Achievements and Improvements

Cambodia has made substantial strides in education access. Enrollment rates have risen dramatically, particularly at the primary level. The government’s commitment to free basic education has played a crucial role in this progress. Additionally, there has been an increase in the number of teachers, although challenges remain regarding teacher qualifications and training.

Challenges and Considerations

Despite the advancements, Cambodia’s education system faces several hurdles.

  • Quality of Education: While access has improved, concerns exist regarding the quality of education. Class sizes can be large, and learning materials may be limited.
  • Teacher Training and Equity: Teacher shortages persist, particularly in rural areas.

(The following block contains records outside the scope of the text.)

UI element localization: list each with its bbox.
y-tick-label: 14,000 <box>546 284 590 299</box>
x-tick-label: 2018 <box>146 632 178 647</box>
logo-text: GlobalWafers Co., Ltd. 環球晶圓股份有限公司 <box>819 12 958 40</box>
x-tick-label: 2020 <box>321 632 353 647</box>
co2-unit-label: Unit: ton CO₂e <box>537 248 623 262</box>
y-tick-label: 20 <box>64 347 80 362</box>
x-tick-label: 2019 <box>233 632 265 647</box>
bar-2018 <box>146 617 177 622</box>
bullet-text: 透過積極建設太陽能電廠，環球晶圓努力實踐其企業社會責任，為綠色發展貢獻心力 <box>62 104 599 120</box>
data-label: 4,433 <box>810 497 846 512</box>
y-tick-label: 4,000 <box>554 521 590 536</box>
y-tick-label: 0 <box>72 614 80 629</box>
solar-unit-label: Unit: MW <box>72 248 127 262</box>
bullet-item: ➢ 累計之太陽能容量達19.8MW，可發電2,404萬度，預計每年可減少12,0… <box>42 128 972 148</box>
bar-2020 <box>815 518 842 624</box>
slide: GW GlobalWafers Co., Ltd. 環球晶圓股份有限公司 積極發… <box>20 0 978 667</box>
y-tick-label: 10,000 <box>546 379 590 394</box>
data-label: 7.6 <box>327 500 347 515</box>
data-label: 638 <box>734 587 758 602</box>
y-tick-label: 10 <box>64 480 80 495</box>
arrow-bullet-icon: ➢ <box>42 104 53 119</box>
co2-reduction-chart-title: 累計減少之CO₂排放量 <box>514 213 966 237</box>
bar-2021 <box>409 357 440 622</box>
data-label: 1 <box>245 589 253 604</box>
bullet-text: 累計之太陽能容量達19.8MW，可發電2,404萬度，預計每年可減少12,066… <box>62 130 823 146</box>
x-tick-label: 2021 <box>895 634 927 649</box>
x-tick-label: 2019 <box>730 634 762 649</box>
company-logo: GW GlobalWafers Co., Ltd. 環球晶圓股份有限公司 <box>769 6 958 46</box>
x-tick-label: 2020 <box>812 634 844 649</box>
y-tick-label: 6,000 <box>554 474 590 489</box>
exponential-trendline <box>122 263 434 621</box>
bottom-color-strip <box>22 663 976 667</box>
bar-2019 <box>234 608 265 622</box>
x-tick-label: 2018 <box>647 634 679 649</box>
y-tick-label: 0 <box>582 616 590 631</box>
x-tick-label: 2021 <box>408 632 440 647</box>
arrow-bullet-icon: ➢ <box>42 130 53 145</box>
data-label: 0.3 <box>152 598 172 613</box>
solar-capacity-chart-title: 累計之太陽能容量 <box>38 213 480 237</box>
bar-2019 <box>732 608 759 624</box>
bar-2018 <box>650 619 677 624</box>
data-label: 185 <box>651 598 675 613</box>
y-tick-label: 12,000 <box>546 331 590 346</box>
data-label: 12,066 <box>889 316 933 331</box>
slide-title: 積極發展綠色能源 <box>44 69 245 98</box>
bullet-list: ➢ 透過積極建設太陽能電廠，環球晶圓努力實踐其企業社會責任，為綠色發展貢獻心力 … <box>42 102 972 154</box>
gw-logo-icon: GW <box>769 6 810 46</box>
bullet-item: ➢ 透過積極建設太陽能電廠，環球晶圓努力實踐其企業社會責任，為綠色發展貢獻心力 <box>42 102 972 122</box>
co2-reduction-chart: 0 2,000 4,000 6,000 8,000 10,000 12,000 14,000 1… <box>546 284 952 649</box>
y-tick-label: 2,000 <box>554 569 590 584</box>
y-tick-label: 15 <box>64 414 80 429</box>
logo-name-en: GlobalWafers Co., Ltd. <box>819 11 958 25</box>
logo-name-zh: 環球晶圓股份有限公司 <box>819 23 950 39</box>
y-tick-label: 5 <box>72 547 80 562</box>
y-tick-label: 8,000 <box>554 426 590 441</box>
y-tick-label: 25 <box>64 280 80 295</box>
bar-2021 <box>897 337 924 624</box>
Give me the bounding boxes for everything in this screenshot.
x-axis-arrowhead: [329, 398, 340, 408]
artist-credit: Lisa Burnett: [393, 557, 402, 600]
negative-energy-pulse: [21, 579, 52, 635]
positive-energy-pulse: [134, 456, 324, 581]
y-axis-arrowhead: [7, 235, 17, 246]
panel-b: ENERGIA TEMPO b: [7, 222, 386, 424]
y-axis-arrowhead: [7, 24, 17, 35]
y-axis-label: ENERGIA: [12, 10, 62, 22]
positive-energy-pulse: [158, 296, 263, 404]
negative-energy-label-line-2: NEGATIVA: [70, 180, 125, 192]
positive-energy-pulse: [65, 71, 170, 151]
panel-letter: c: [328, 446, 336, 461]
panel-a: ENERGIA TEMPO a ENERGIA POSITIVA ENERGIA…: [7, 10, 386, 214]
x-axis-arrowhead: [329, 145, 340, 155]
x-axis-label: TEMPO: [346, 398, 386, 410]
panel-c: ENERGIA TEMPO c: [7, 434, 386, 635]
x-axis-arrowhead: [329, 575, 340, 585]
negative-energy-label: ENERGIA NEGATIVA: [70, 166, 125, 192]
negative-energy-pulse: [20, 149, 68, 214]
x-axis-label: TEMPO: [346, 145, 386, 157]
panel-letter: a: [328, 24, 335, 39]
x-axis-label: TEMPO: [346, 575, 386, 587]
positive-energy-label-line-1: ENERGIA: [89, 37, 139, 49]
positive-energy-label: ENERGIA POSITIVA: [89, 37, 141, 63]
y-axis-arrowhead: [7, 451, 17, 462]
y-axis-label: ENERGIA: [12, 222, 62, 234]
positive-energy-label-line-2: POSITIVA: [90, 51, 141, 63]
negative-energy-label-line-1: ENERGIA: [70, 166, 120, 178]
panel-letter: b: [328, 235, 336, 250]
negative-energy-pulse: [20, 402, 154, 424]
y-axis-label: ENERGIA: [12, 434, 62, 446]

Additionally, ensuring equitable access to quality education across regions and socioeconomic backgrounds remains a challenge.
  • Higher Education Costs: While some public universities offer affordable tuition, higher education can be financially out of reach for many Cambodians.

The Road Ahead

Cambodia’s Ministry of Education, Youth and Sport (MoEYS) is actively working to address these challenges. Initiatives include:

  • Curriculum Reform: The MoEYS is revising the curriculum to focus on critical thinking, problem-solving, and life skills.
  • Teacher Training and Development: Programs are underway to enhance teacher qualifications and provide ongoing professional development opportunities.
  • Promoting Equity: Efforts are being made to increase access for disadvantaged groups, including girls and children with disabilities.


Cambodia’s education system is evolving. Significant progress has been achieved in terms of access, but quality and equity remain key areas for improvement. Continued investment and strategic interventions by the government, along with international collaboration, will be essential in ensuring a strong education system that empowers future generations of Cambodians.